Nicht mehr in Betrieb ist die 126 Jahre „Alte Mühle“ von Michendorf. Bereits 1925 wurde sie verkauft, der Mühlenkörper entkernt und Wohnräume eingebaut. Seit 1998 ist sie Heimatmuseum und berichtet in drei Etagen über den Wandel im Alltagsleben der Michendorfer. Am Samstag zog es die Besucher in Scharen zur Mühle, wo der Heimatverein direkt vor deren Eingang Festzelte aufgestellt hatte. Die steilen Treppen hinauf in die Ausstellungsräume kompensierten viele Besucher mit einer besonders hohen Dosis selbst gebackenen Kuchens.

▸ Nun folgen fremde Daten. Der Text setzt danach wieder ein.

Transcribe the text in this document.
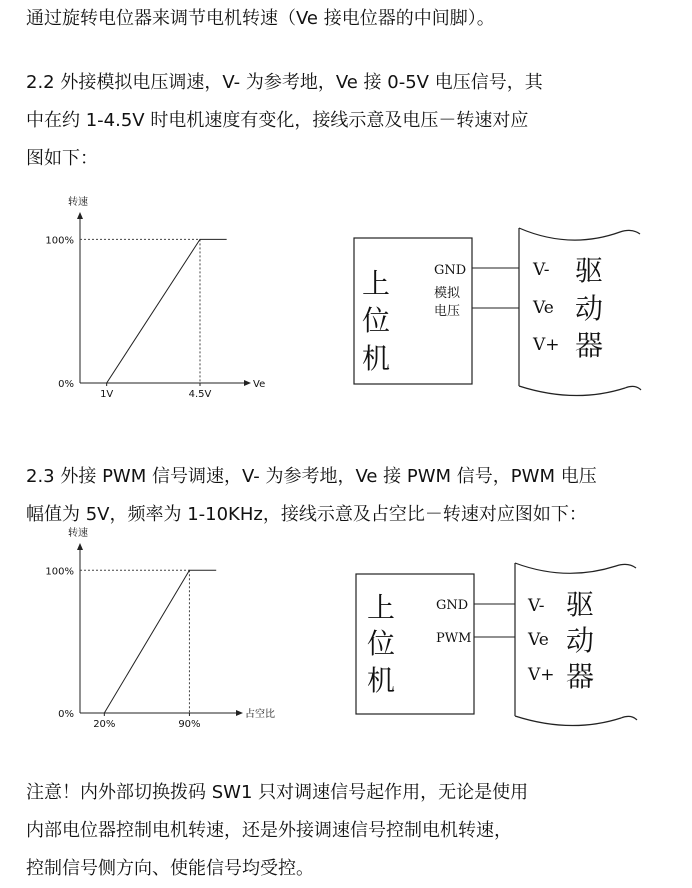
通过旋转电位器来调节电机转速（Ve 接电位器的中间脚）。
2.2 外接模拟电压调速，V- 为参考地，Ve 接 0-5V 电压信号，其
中在约 1-4.5V 时电机速度有变化，接线示意及电压－转速对应
图如下：
2.3 外接 PWM 信号调速，V- 为参考地，Ve 接 PWM 信号，PWM 电压
幅值为 5V，频率为 1-10KHz，接线示意及占空比－转速对应图如下：
注意！内外部切换拨码 SW1 只对调速信号起作用，无论是使用
内部电位器控制电机转速，还是外接调速信号控制电机转速，
控制信号侧方向、使能信号均受控。
转速
Ve
0%
100%
1V	4.5V
转速
占空比
0%
100%
20%	90%
上
位
机
GND
模拟
电压
V-
Ve
V+
驱
动
器
上
位
机
GND
PWM
V-
Ve
V+
驱
动
器
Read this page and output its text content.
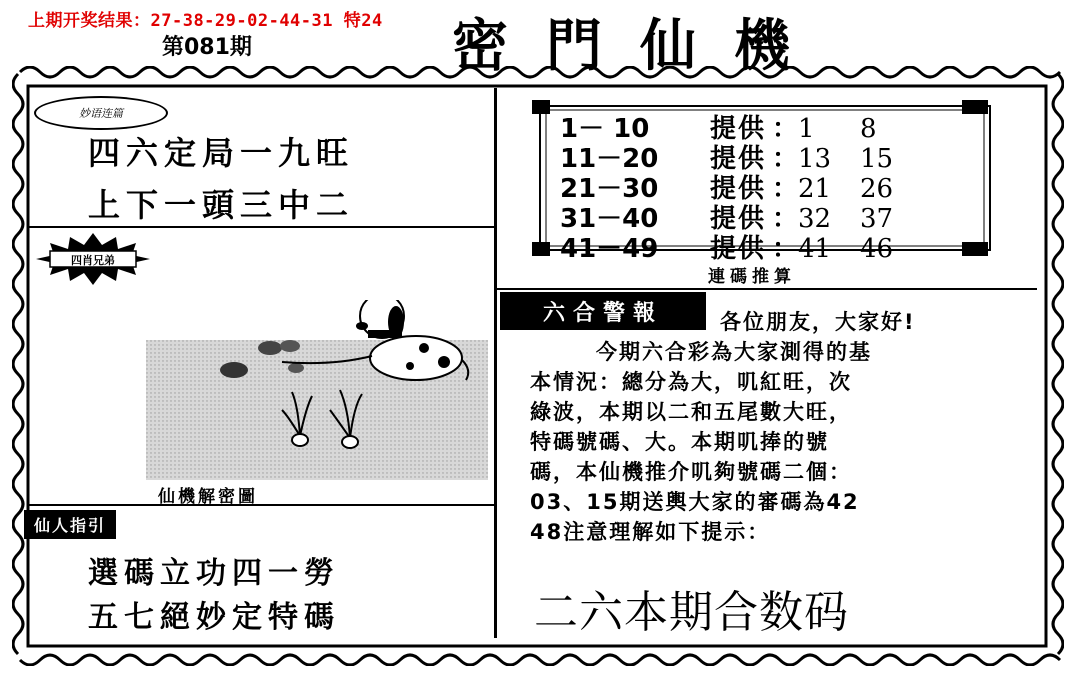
上期开奖结果：27-38-29-02-44-31 特24
第081期	密門仙機
妙语连篇
四六定局一九旺
上下一頭三中二
四肖兄弟
仙機解密圖
仙人指引
選碼立功四一勞
五七絕妙定特碼
1－ 10	提供 ： 1	8
11－20	提供 ： 13	15
21－30	提供 ： 21	26
31－40	提供 ： 32	37
41－49	提供 ： 41	46
連碼推算
六合警報	各位朋友，大家好!
今期六合彩為大家測得的基
本情況：總分為大，叽紅旺，次
綠波，本期以二和五尾數大旺，
特碼號碼、大。本期叽捧的號
碼，本仙機推介叽夠號碼二個：
03、15期送輿大家的審碼為42
48注意理解如下提示：
二六本期合数码
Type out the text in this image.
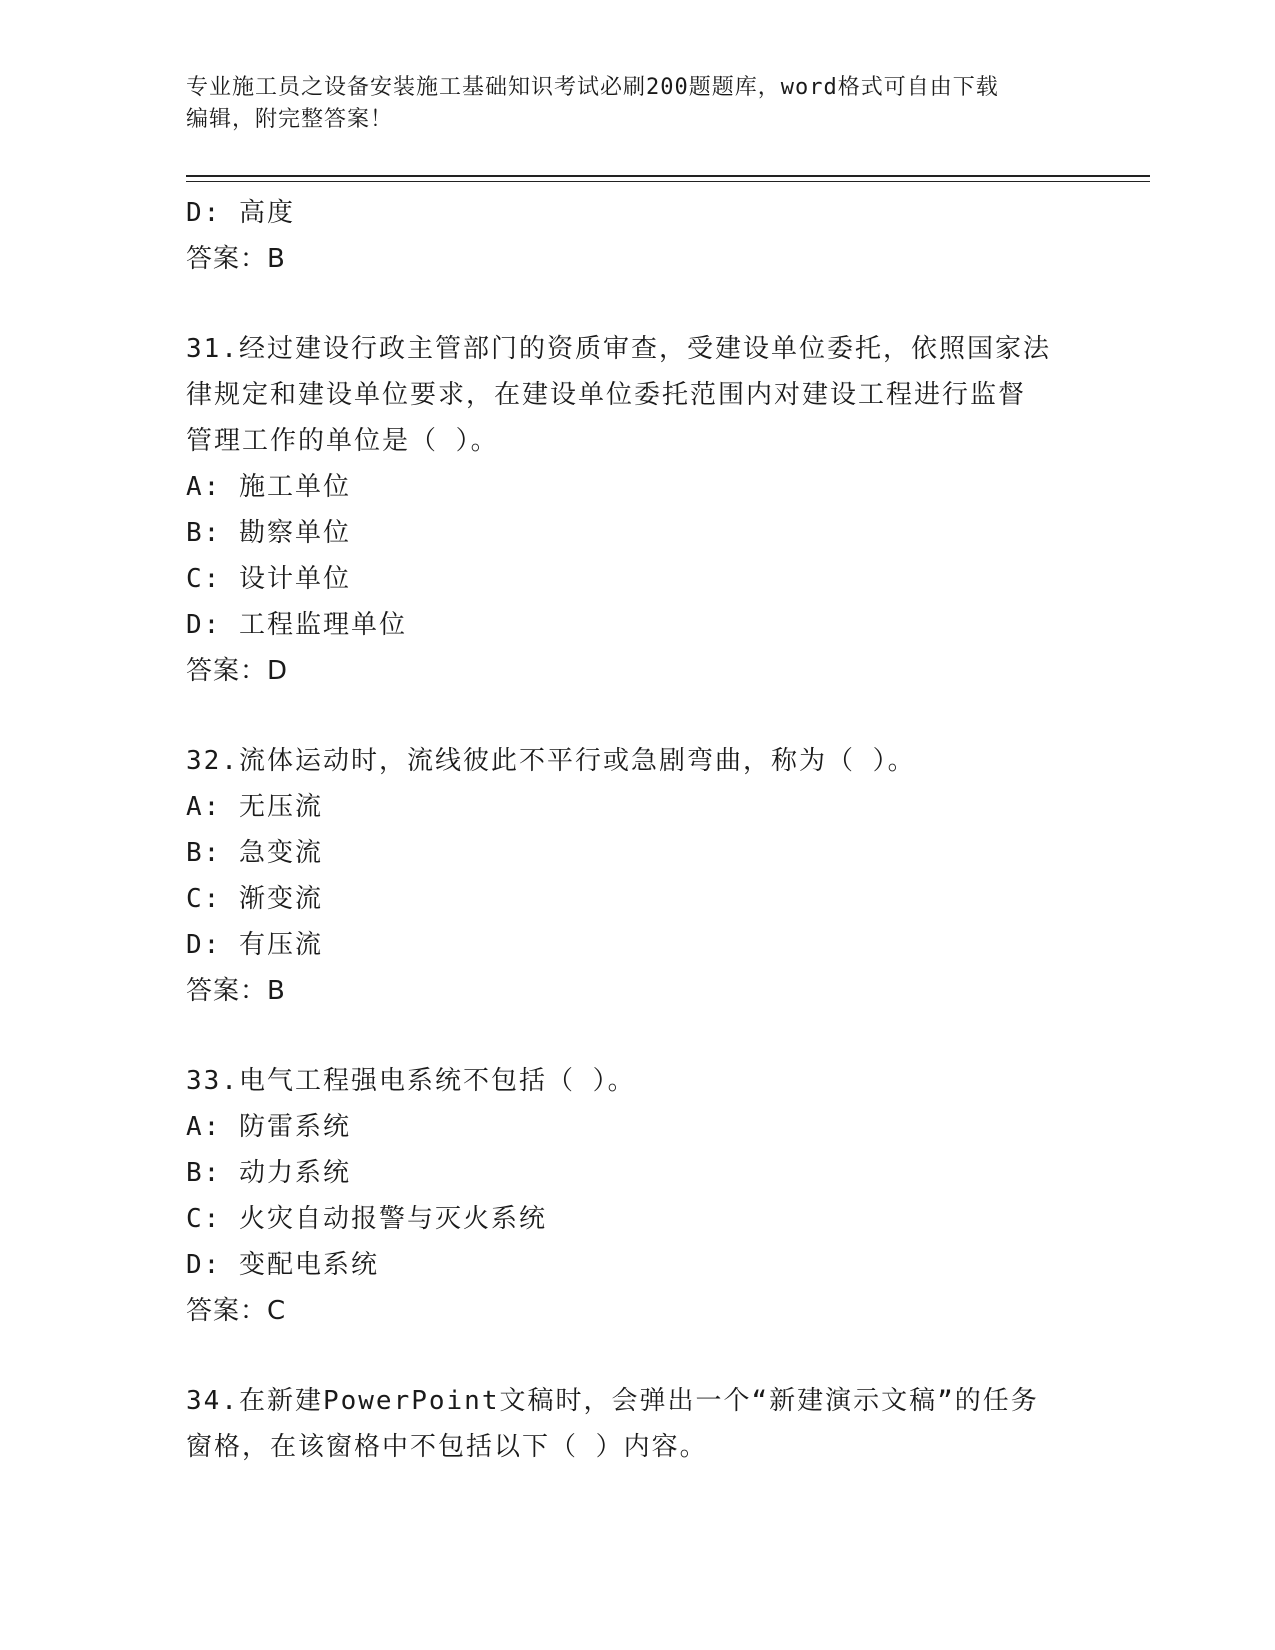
专业施工员之设备安装施工基础知识考试必刷200题题库，word格式可自由下载
编辑，附完整答案！
D: 高度
答案：B
31.经过建设行政主管部门的资质审查，受建设单位委托，依照国家法
律规定和建设单位要求，在建设单位委托范围内对建设工程进行监督
管理工作的单位是（ ）。
A: 施工单位
B: 勘察单位
C: 设计单位
D: 工程监理单位
答案：D
32.流体运动时，流线彼此不平行或急剧弯曲，称为（ ）。
A: 无压流
B: 急变流
C: 渐变流
D: 有压流
答案：B
33.电气工程强电系统不包括（ ）。
A: 防雷系统
B: 动力系统
C: 火灾自动报警与灭火系统
D: 变配电系统
答案：C
34.在新建PowerPoint文稿时，会弹出一个“新建演示文稿”的任务
窗格，在该窗格中不包括以下（ ）内容。
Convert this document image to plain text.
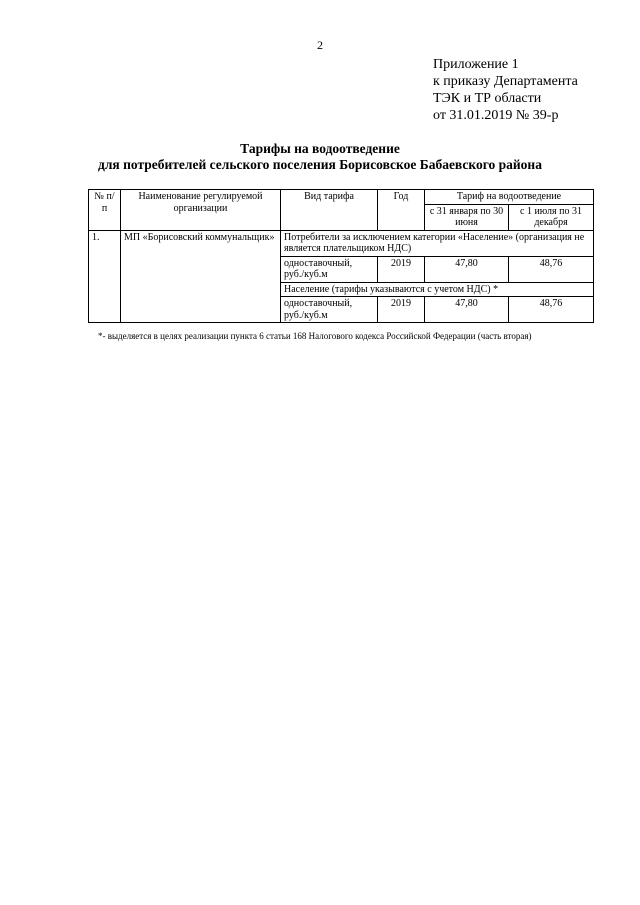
2
Приложение 1
к приказу Департамента
ТЭК и ТР области
от 31.01.2019 № 39-р
Тарифы на водоотведение
для потребителей сельского поселения Борисовское Бабаевского района
№ п/п	Наименование регулируемой организации	Вид тарифа	Год	Тариф на водоотведение	
				с 31 января по 30 июня	с 1 июля по 31 декабря
1.	МП «Борисовский коммунальщик»	Потребители за исключением категории «Население» (организация не является плательщиком НДС)			
		одноставочный, руб./куб.м	2019	47,80	48,76
		Население (тарифы указываются с учетом НДС) *			
		одноставочный, руб./куб.м	2019	47,80	48,76
*- выделяется в целях реализации пункта 6 статьи 168 Налогового кодекса Российской Федерации (часть вторая)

Feuer und Flamme. Verena Hiller (67) ist die Vereinsvorsitzende des Heimatvereins Michendorf. Sie verkaufte Wurst und Suppe an die Gäste. Hier isst sie gemeinsam mit Wolfgang Weber (70). Quelle: Julian Stähle

Anschließend plauderten sie sich mit Bekannten und Unbekannten kontaktfreudig in den Sonnenuntergang. Am Abend wurden dann – wie versprochen – Kerzen und Holzscheite angezündet und so endete dieser inspirierende Museumstag auf dem Wolkenberg in Michendorf, so wie vielerorts, mit ganz viel „Feuer und Flamme“.